Aos poucos, estamos aprendendo a conviver com o novo coronavírus, evitando, claro, a infecção por ele. Há duas semanas, o comércio de Feira de Santana foi reaberto sem escalonamento de dias por setor, mas com regras como a quantidade limitada de clientes por loja e uso obrigatório de máscaras. Uma semana depois, os restaurantes voltaram a funcionar na cidade, depois de quase cinco meses fechados e o 'pacote de regras' para eles inclui o distanciamento mínimo entre as mesas, proibição de som mecânico ou ao vivo, e o limite de ocupação, pelos clientes, de 40% da capacidade dos estabelecimentos.

Agora, chegou a vez das academias. Conforme antecipado em primeira mão pelo prefeito Colbert Martins no último sábado, em entrevista ao programa Linha Direta com o Povo, da Rádio Sociedade News, o decreto municipal publicado ontem incluiu as academias na nova etapa de flexibilização do funcionamento das atividades comerciais na cidade. A partir de hoje, elas voltam a funcionar com capacidade reduzida de clientes ao mesmo tempo no interior dos estabelecimentos, obrigatoriedade de marcação de horários para os alunos, afim de facilitar o controle do número de pessoas por horário, intervalo de 15 minutos entre as turmas para uma higienização completa dos equipamentos, além de uso obrigatório de máscaras (mesmo durante a realização das atividades) e um distanciamento mínimo entre alunos, instrutores e entre os equipamentos utilizados.

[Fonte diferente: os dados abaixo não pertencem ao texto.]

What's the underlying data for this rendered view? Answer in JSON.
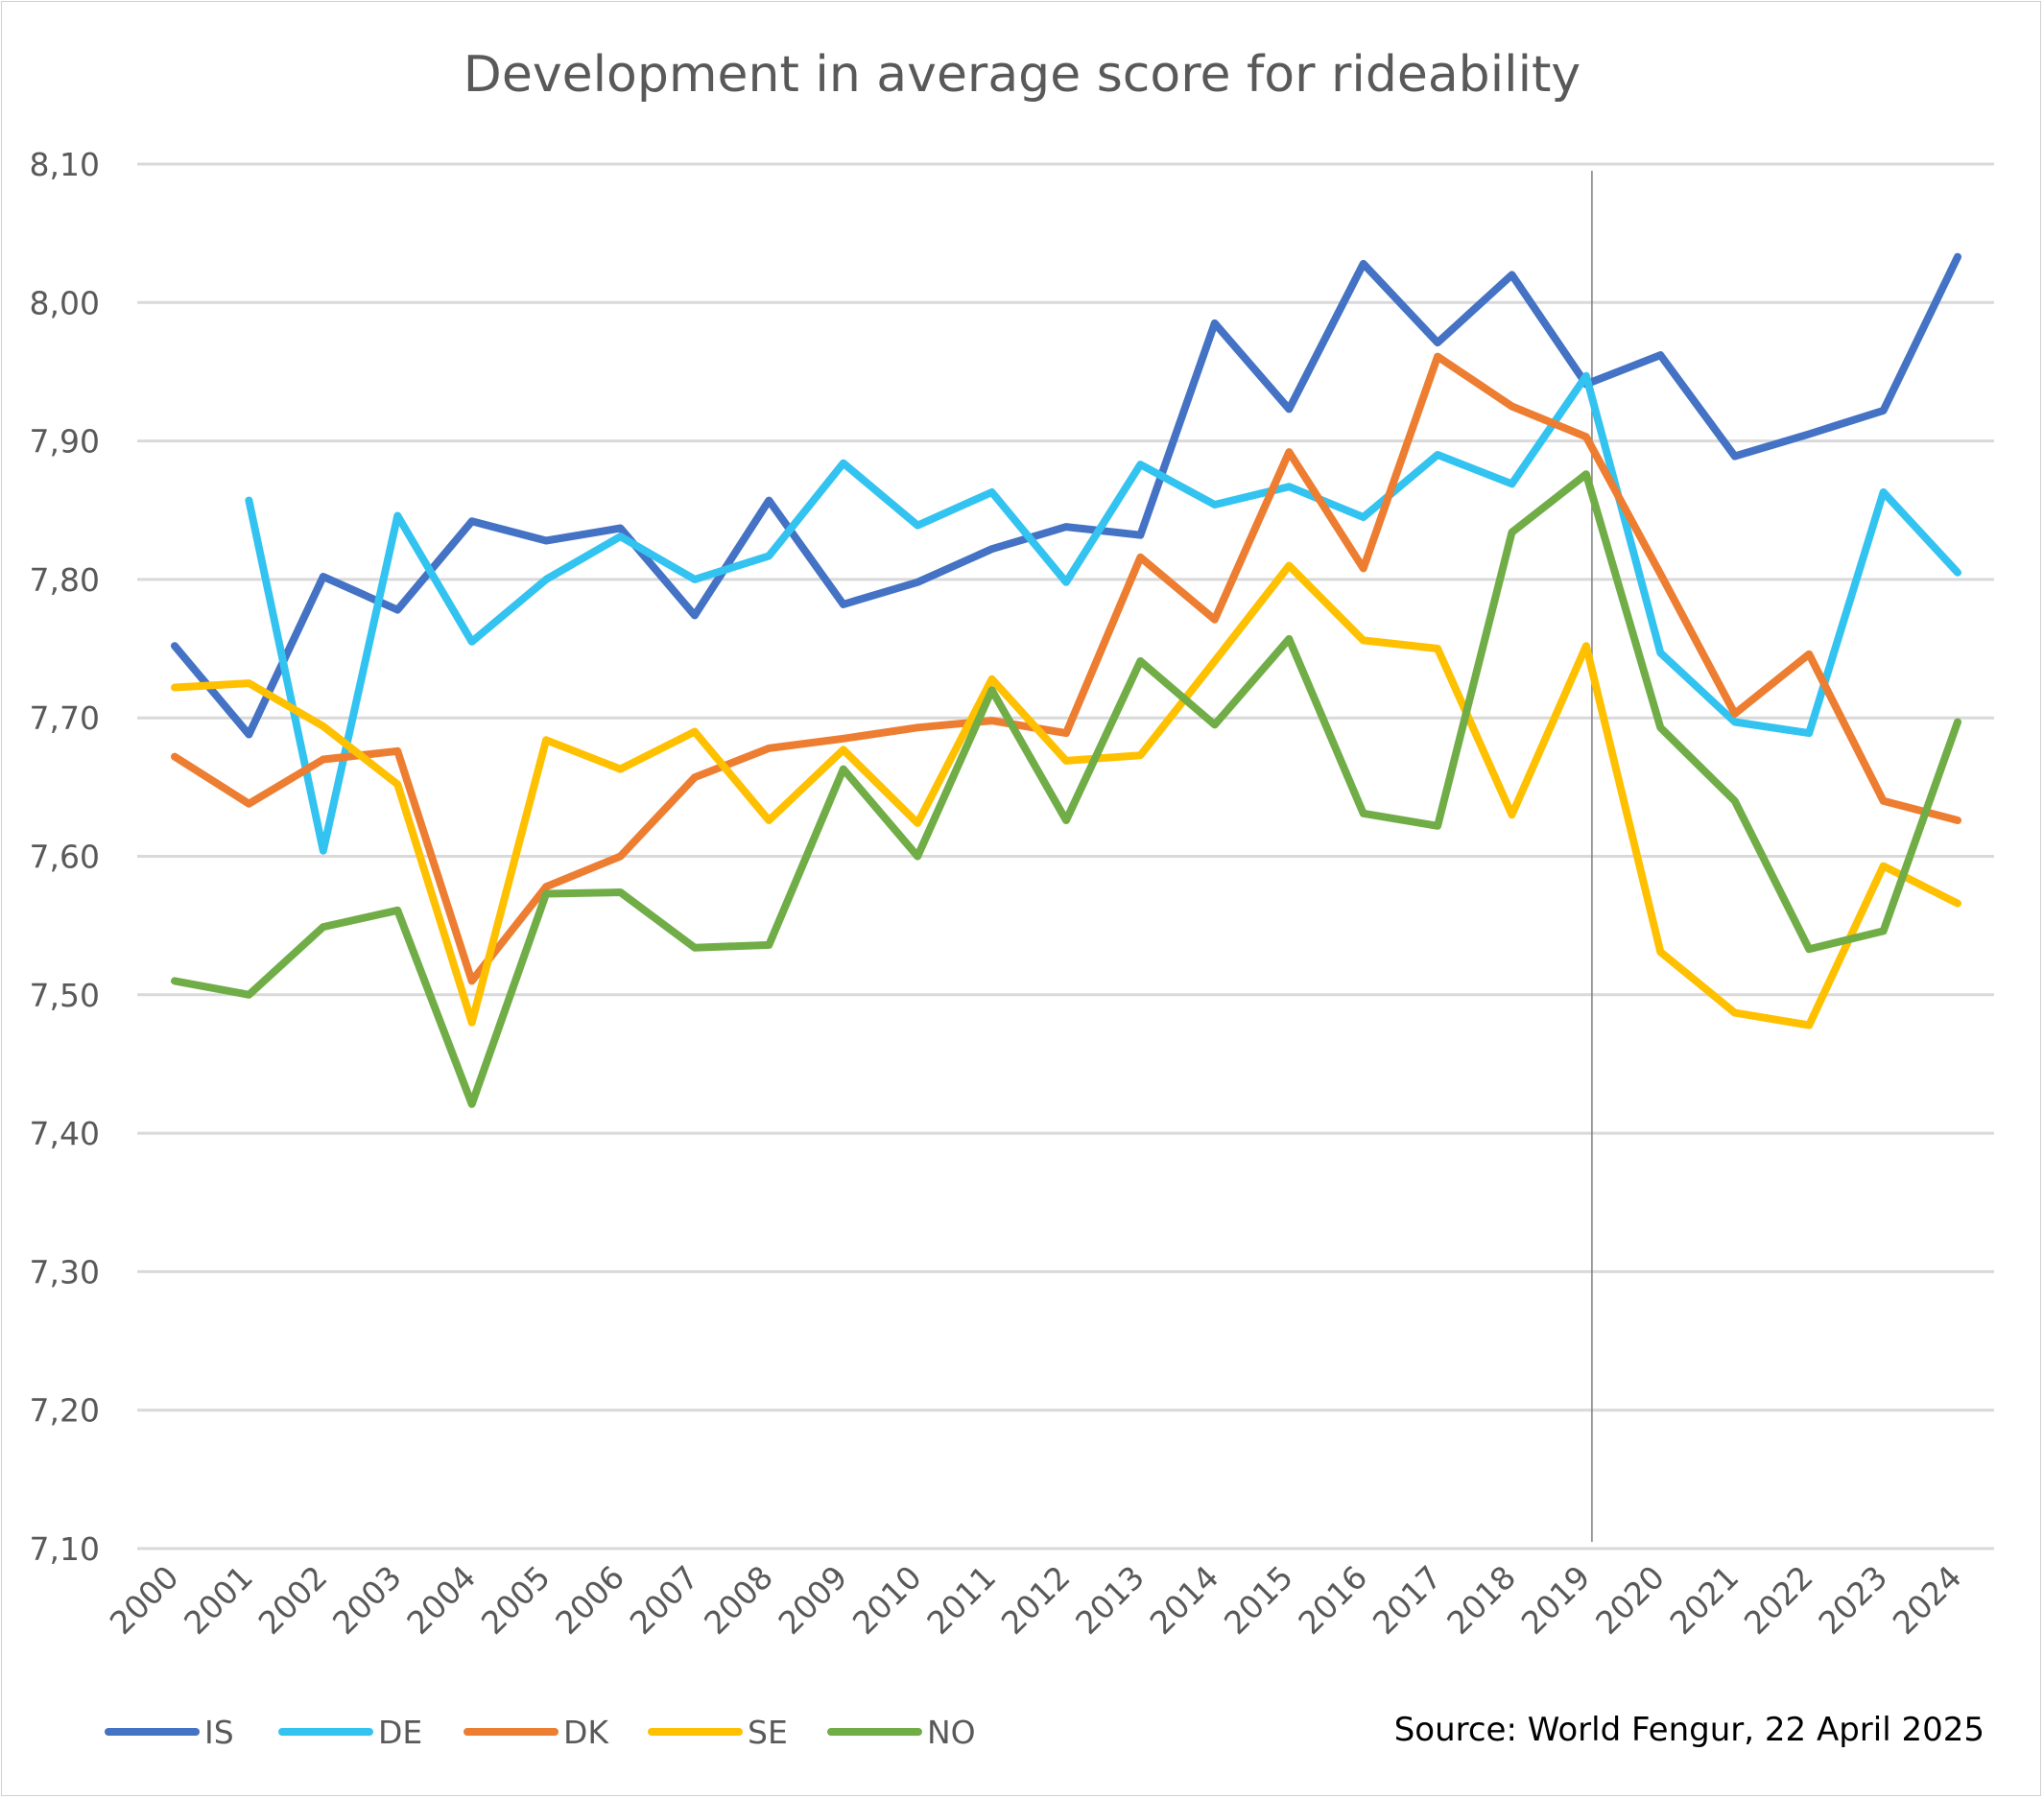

Todas essas regras fazem parte daquilo que tem sido chamado pelas pessoas de 'novo normal' (eu me recuso de chamar essa anormalidade de normal). Aos poucos, com a queda em número de novos casos registrados do novo coronavírus em Feira de Santana, está sendo criada uma rotina diferente para que as pessoas possam voltar a fazer as atividades do dia-a-dia em segurança. Ainda faltam a volta da realização das aulas nas escolas e o funcionamento dos bares, o que pode acontecer nas próximas semanas, caso os números da pandemia na cidade continuem colaborando.

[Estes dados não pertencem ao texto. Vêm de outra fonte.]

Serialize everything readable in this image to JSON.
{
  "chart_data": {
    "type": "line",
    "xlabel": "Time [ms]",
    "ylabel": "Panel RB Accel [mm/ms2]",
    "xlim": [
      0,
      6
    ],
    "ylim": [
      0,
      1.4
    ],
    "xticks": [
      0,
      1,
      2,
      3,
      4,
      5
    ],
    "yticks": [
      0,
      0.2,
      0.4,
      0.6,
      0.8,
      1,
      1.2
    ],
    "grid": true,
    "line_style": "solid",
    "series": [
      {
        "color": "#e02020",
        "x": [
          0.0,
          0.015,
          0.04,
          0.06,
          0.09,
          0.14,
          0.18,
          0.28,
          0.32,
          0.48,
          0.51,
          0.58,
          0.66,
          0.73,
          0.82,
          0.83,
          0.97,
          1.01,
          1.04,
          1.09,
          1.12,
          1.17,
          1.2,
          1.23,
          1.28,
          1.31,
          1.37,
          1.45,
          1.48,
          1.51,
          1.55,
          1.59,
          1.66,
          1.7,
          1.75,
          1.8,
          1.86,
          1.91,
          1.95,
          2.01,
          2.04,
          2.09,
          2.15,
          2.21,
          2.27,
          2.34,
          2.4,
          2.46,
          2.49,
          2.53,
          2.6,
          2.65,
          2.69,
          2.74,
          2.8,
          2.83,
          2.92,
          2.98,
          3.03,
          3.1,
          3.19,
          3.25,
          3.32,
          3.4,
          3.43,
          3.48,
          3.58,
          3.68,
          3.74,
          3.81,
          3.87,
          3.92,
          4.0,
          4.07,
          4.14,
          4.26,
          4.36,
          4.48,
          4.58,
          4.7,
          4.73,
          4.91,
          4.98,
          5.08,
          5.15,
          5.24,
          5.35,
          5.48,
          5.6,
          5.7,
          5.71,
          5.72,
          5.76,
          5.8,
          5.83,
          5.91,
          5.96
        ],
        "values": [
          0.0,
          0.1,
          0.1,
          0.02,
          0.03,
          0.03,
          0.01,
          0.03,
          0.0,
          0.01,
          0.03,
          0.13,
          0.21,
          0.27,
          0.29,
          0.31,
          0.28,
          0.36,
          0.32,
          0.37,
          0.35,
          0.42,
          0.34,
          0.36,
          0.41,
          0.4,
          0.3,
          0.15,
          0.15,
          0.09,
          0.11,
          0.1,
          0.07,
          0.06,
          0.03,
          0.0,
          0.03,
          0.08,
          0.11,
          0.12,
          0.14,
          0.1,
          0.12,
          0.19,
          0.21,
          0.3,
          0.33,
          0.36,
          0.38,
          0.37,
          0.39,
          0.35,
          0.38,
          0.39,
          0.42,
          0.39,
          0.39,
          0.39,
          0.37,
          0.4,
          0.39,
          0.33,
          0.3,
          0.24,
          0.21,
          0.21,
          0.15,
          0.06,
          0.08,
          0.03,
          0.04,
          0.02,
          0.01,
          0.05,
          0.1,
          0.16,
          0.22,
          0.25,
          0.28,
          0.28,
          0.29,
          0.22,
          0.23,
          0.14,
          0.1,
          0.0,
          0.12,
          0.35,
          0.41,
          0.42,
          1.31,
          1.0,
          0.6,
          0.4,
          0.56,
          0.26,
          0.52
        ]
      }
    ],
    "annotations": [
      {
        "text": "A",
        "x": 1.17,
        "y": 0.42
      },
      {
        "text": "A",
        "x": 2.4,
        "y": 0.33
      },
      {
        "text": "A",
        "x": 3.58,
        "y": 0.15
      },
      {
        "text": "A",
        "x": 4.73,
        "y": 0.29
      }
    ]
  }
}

É importante que se saiba que tudo isso pode ser temporário. Já tínhamos chegado a um momento em que as pessoas cansaram da quarentena e passaram a descumpri-la, o que poderia se tornar muito perigoso. É melhor abrir os estabelecimentos com regras para garantir a segurança das pessoas do que proibir e não ver a proibição respeitada. Cabe agora aos donos de estabelecimentos ajudarem na fiscalização, assim como aos clientes terem a consciência de respeitar todas as regras, até porque, se tivermos uma nova onda de infecção em massa pela Covid-19, inevitavelmente, tudo vai fechar novamente. A manutenção dessa nova rotina depende de todos nós.